Cats Can Fly - 1986 Cats Can Fly



ARTIST: Cats Can Fly
ALBUM: Cats Can Fly
LABEL: Epic
SERIAL: PEC 80108 (LP), EK 80108 (CD)
YEAR: 1986

COUNTRY OF ORIGIN:

LINEUP: David Ashley - vocals, bass * Eddie Zeeman - vocals, drums, percussion * Peter Alexandre - keyboards * Mitchell James - guitars

TRACK LISTING: 01 Flippin' To The A Side * 02 Lies Are Gonna Get Ya * 03 Cold Hands Warm Heart * 04 Crazy Fever * 05 Lookin' For Love * 06 I Draw The Line * 07 Heavy Load * 08 Love You Like That * 09 Save It For The Next One * 10 One Way Or The Other


Background
From an era where hi-tech radio friendly rock was blasted across the airwaves.
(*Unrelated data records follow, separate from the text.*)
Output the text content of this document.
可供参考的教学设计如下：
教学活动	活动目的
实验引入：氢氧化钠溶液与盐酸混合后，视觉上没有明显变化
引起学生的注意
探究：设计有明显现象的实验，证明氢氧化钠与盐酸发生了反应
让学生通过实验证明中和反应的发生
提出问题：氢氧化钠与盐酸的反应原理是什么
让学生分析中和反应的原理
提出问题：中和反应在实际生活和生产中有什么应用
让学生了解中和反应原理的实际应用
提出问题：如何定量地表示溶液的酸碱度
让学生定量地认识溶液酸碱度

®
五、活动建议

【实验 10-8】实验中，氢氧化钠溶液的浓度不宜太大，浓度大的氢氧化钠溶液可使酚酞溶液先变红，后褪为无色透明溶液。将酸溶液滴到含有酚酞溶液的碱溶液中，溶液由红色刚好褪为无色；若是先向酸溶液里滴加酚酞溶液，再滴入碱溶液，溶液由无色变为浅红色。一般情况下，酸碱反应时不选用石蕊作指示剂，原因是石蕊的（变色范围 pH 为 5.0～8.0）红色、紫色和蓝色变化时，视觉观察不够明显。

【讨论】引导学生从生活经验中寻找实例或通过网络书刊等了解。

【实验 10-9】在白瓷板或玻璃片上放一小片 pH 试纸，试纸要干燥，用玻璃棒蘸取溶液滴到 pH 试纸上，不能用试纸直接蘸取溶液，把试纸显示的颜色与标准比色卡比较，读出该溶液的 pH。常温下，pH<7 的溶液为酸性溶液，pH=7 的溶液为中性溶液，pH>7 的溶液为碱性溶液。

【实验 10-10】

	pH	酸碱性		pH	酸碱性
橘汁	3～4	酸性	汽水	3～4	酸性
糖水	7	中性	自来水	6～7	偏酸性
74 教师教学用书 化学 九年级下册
This Canadian quartet are no exception. With an image that looks slightly glam and slightly new romantic, you could forgive Cats Can Fly as being another Duran Duran clone. But that's where the comparisons end. They have more in common with bands like Go West, Wang Chung, Life By Night and fellow Canadian contemporaries Platinum Blonde. It's a very keyboard dominated album, with a mixture of parping keys, along with luscious layers, and veers into the hi-tech pop playground rather than AOR. Wrabit fans will be interested to know that Lou Pomanti (who played keys on the 'West Side Kid' album from 1983), co produces the album with Lenny De Rose.


The Songs
A few of these songs go back a way, one from 1981, another from 1984, and all penned by the guys in the band alongside the band's Manager Laura Lapedus. Whatever, they are all relatively melodic and pleasant, if slightly unadventurous. However, there are a couple of good tracks which stand out. These include the impressive 'Lies Are Gonna Get Ya' which could have slotted onto the first Go West album with ease. The softer tracks such as 'Cold Hands Warm Heart' and the cruisy 'Save It For The Next One' are also worth a listen. In the main though, their hi-tech melodic approach spans the majority of the album, and is best representative on songs such as 'Flippin' To The A Side', 'I Draw The Line', Heavy Load' and the dance a minute pop attack of 'One Way Or The Other'.


In Summary
Not bad, but when reflecting back in time, probably best remembered as non-essential as well. Oh by the way, the cover is a Hugh Syme inspired piece.